Parcours diagnostique dans l’acromégalie : la parole au patient !

Helena MOSBAH, Poitiers

Pr Philippe Chanson, Acromégalie et apparence corporelle

L’acromégalie est liée à une hypersécrétion d’hormone de croissance (GH), le plus souvent en lien avec un adénome hypophysaire. Elle entraîne de nombreuses complications physiques associées à des changements morphologiques qui peuvent avoir un impact psycho-social important.  La qualité de vie, mesurée au moyen d’outils génériques comme le SF-36, ou plus spécifiques comme l’AcroQOL, est altérée chez ces patients. Elle est plus altérée chez les femmes que chez les hommes.

Quelles données a-t-on sur le parcours de soins de ces patients ? Le délai diagnostique est long. Il est estimé en moyenne à 14 ans dans l’acromégalie. Le délai diagnostique est de 2 à 4 ans supérieur chez les femmes.  Le diagnostic est fait 4,5 ans plus tard chez les femmes. Les hommes ont vu en moyenne 2,7 médecins avant que le diagnostic ne soit posé, alors que les femmes en ont vu 4 ! Le temps entre le début des symptômes et la consultation médicale pour ces symptômes est le même dans les 2 sexes, mais le temps pour aboutir au diagnostic est plus long chez la femme. Pourquoi ? Les modifications morphologiques pourraient être plus insidieuses chez les femmes. Par ailleurs, Le syndrome dysmorphique impacte de façon différente les hommes et les femmes, comme l’attestent les scores inférieurs de qualité de vie concernant l’intimité et l’apparence corporelle.

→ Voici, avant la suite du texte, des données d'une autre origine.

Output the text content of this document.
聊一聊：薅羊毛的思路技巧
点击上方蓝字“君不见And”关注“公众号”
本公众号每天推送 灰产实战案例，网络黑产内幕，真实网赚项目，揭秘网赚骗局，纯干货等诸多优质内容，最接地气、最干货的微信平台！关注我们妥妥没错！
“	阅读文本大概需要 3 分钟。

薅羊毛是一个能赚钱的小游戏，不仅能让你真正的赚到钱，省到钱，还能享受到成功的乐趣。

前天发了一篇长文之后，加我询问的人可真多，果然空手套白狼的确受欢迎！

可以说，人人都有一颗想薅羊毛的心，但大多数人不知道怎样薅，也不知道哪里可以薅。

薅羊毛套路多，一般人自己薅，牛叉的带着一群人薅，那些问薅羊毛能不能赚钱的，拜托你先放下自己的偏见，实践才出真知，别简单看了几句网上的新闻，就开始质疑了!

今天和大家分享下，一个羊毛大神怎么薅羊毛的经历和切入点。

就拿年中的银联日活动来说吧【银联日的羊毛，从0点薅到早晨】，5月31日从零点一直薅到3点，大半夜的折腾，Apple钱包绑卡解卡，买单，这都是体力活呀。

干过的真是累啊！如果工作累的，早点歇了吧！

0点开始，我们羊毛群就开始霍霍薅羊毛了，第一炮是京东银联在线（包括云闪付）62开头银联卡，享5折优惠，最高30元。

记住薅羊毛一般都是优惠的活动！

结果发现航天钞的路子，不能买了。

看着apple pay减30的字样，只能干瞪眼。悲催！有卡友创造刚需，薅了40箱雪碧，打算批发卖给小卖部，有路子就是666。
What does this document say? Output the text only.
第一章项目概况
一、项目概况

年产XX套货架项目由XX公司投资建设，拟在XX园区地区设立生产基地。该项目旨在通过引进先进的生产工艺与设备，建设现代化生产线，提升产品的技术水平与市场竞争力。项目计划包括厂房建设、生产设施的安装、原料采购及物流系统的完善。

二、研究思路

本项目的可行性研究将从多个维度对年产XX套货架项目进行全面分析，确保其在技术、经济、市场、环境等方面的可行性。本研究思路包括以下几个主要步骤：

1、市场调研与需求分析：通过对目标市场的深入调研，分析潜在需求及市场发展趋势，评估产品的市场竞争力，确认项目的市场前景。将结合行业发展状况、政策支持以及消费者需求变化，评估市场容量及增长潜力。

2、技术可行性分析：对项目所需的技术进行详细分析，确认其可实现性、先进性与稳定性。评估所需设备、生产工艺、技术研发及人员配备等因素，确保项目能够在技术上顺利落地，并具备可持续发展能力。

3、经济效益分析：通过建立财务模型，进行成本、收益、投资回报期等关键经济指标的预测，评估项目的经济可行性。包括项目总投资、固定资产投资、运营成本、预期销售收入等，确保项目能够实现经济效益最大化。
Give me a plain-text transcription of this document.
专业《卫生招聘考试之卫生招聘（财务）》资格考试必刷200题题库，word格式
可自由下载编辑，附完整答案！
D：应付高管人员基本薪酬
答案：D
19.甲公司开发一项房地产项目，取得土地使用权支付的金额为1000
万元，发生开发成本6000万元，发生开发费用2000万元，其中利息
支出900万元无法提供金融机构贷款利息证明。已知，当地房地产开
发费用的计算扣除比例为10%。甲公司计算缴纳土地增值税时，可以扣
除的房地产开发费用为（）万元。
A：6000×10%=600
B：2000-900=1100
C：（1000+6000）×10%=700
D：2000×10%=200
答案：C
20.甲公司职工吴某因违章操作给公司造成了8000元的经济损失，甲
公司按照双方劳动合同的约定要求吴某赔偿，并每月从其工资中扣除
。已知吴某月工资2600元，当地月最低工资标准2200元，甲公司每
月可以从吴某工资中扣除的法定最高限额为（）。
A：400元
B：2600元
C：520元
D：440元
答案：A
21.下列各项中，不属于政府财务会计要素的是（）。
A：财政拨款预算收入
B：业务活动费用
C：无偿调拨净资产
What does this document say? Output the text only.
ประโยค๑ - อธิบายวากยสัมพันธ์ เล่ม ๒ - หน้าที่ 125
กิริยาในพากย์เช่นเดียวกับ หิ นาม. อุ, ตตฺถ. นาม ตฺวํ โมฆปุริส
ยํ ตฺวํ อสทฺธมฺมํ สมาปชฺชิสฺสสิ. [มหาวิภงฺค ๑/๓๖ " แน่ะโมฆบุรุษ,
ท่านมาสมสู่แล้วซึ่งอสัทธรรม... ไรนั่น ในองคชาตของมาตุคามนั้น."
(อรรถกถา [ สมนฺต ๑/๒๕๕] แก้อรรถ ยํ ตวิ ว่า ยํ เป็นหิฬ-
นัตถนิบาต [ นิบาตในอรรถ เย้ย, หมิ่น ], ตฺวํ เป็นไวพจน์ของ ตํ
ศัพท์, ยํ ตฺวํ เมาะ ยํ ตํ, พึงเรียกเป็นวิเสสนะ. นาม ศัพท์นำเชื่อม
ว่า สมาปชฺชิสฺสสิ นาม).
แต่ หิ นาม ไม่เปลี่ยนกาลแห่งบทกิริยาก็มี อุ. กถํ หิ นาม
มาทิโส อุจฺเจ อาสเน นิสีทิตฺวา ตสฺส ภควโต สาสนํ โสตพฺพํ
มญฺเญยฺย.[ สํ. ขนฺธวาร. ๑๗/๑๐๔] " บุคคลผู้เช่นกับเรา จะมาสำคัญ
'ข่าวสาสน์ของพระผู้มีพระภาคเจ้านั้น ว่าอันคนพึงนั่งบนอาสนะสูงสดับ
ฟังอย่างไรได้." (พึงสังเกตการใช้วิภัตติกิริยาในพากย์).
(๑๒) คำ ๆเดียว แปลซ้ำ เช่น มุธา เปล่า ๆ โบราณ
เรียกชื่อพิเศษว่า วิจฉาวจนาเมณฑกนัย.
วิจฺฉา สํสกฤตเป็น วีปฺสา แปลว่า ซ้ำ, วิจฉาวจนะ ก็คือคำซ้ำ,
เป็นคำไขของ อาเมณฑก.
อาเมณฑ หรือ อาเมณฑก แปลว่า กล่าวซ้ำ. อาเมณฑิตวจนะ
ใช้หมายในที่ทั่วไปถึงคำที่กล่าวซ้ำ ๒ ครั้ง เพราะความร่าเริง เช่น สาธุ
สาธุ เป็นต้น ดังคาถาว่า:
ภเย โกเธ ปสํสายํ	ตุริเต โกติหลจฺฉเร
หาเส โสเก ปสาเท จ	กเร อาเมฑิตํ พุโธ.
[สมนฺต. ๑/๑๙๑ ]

Une étude qualitative a été réalisée par l’équipe de Bicêtre (Sibeoni et al, EJE, 2019). Elle a montré le point de vue des patients acromégales sur leur parcours de soins, au moyen d’entretiens semi-structurés.   Avant le diagnostic, les patients rapportent des symptômes et signes précoces parfois peu pris en compte, liés au développement très lent et insidieux de leur maladie. Ils décrivent une crainte majeure de ne pas se reconnaître et rapportent une incompréhension, une difficulté à traduire ce qui se passe. Le moment du diagnostic est un moment clé. Il se traduit par un certain soulagement, tout de même mêlé d’inquiétude. Ce diagnostic les fait se rendre compte de leur anomalie physique. Ils peuvent ressentir un sentiment de honte, de laideur. Après le diagnostic, ils décrivent la prise de conscience des conséquences qu’ils pressentent comme irréversibles. Le regard d’eux-mêmes et des autres peut devenir obsédant. Ils ont le sentiment d’être envahis par la maladie, avec un risque d’émergence de troubles psychiatriques. A ce moment, une rupture des liens sociaux peut se produire.

Il semble donc essentiel d’écouter attentivement les difficultés rapportées par les patients, qui sont parfois très éloignées des difficultés soulevées par le professionnel de santé ! Trouver un compromis permet d’améliorer l’adhésion thérapeutique et in fine, le bien-être des patients. Le moment du diagnostic est un moment crucial. Un accompagnement psychologique doit être systématiquement proposé aux patients à cette étape du parcours.